Distinct petrographic changes across the Triassic-Jurassic boundary in the

southwestern Barents Sea - Implications for predicting reservoir quality

Lina Hedvig Line (UiO), Helge Hellevang (UiO) and Jens Jahren (UiO)


A major challenge for reservoir quality predictions in the southwestern Barents Sea is the

complex uplift and erosion history that have complicated the thermal trends of the sediments.

Sandstone reservoirs are currently not located at their maximum burial depths, and

disappointing drilling results are often associated with unexpected poor reservoir quality.

Because seismic and acoustic inversion methods fail to distinguish high-quality from low-

quality sandstone reservoirs, we attempt to attribute reservoir properties to depositional

setting and diagenetic evolution by coupling petrography with sedimentary facies and basin

analyses. Triassic and Jurassic sandstones are the major stratigraphic targets for hydrocarbon

prospecting in the SW Barents Sea, and marked contrasts in texture and mineralogy are

observed between the geological periods. This provides an opportunity to understand how

different initial petrophysical properties change with increasing burial depth and temperature.

Channelized sandstone deposits of Triassic age are expected to have high potential for

preserving porosity with deep burial due to extensive development of chlorite coatings.

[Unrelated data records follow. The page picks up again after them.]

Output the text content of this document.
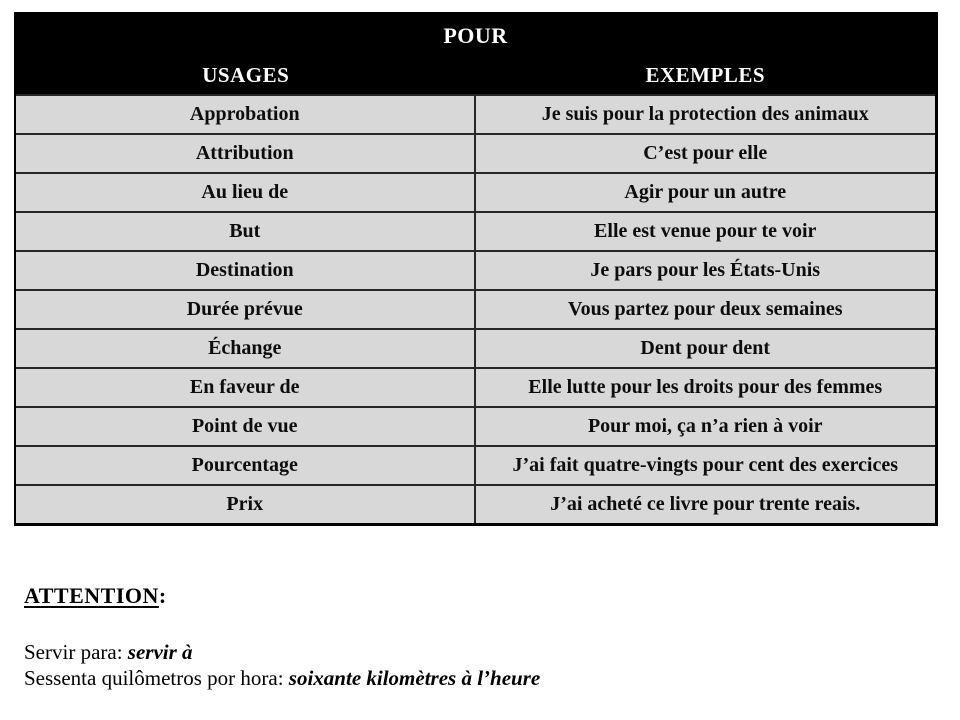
POUR
USAGES	EXEMPLES
Approbation	Je suis pour la protection des animaux
Attribution	C’est pour elle
Au lieu de	Agir pour un autre
But	Elle est venue pour te voir
Destination	Je pars pour les États-Unis
Durée prévue	Vous partez pour deux semaines
Échange	Dent pour dent
En faveur de	Elle lutte pour les droits pour des femmes
Point de vue	Pour moi, ça n’a rien à voir
Pourcentage	J’ai fait quatre-vingts pour cent des exercices
Prix	J’ai acheté ce livre pour trente reais.
ATTENTION:
Servir para: servir à
Sessenta quilômetros por hora: soixante kilomètres à l’heure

However, high concentrations of mechanically weak lithic fragments produce low

intergranular volumes during burial, which often result in poor reservoir quality. Conversely,

textural and mineralogical maturity characterize the Jurassic sandstones in the southwestern

Barents Sea. This petrographic contrast has been related to hinterland rejuvenation and

decreased subsidence rates, followed by extensive sediment reworking in the Jurassic. As

opposed to the Triassic sandstones, the potential for preserving porosity with deep burial is

lower in the Jurassic sandstones due to limited distribution of grain coatings. Jurassic

reservoirs are thus prone to chemical compaction if burial temperatures exceed 70C. Future

exploration campaigns should target Jurassic sandstone reservoirs with maximum burial

depths of less than 2 - 2.5 km. Reworked sediments from both provenance regions have

potential for preserving good reservoir properties.